榊原 いや、1年じゃないですよ(苦笑)。1ヵ月目です。結局、そのときに思ったのは、俺、何のために仕事しているんだろうってことでした。そしたら、「そうか、ノーベル平和賞を獲るためだ」と思えて(前編参照)、これ、チャンスかもしれない、と……。結局、紛争の問題は貧困というか、失業率が高くなっているからで、一番戦争に近いところにいるということは、ビジネスで解決できるチャンスでもあるんじゃないか。そうか、俺、戦争を止めるために、ここに来たんだ、と思ったんですよね。で、復活しました、次の日に。

斎藤 次の日?まだ、ミサイル飛んできているんですよね?本書でもネガティブな出来事に捉え直すコツを紹介しています『一生を賭ける仕事の見つけ方』116ページ~参照)が、榊原さんにはかないませんね。イスラエルで苦しかったこと、他にありますか?
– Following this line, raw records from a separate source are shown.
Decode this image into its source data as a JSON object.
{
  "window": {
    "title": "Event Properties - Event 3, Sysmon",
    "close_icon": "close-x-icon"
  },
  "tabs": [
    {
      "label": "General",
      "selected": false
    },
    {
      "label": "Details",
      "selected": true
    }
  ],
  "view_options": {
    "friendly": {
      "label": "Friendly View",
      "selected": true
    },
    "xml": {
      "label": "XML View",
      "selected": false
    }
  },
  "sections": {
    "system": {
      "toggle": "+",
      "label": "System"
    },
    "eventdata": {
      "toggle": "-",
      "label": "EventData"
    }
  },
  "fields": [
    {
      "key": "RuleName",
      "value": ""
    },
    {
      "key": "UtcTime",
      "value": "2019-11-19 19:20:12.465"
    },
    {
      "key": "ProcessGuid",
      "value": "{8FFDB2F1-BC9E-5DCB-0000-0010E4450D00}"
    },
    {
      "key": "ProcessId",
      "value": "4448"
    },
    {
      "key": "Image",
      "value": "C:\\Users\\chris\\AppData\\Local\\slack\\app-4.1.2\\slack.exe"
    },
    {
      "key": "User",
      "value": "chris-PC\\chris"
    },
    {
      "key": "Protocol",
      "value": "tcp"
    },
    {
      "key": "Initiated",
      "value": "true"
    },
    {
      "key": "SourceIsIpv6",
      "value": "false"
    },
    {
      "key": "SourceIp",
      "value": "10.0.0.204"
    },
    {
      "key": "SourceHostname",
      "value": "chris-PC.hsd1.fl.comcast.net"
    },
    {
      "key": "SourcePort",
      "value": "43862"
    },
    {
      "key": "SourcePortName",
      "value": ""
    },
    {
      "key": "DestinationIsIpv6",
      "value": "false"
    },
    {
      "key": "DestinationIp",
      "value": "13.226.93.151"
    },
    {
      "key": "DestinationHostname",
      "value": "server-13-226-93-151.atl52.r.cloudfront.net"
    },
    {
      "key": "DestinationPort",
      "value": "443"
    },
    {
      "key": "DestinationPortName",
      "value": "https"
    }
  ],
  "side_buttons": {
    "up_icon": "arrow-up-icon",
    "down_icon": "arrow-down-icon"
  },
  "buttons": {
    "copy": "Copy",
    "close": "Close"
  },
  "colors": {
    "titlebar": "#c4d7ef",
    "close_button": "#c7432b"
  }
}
榊原 東京とイスラエルを往復していて、最初は頭が狂いそうになりました。全然世界が違うので。いまはもう、その切り替えにも慣れましたけど。今は、いろんな世界を同時に見れているので、超幸せ、と考えられるようになりました

 たとえば、世界中でテロで亡くなっている方って、一番多いときで年間3万人なんです。そうしたテロの実際の姿を見て日本に帰ってくると、何を見ると思いますか?山の手線に朝、乗ります。人身事故があります、みんな嫌な顔をします。会社に遅れる、とか言って。人が死んでいるんですよ?そのギャップが相当気持ち悪かったですね。人1人の命の重さの扱い方がここまで違うのか、と思って。世界中のテロをなくすんじゃなくて、まず、日本の自殺とかを直さないとダメだっていうふうに、僕も思ったりして。何が平和なのか、何が平和じゃないのか、というので、葛藤がありました。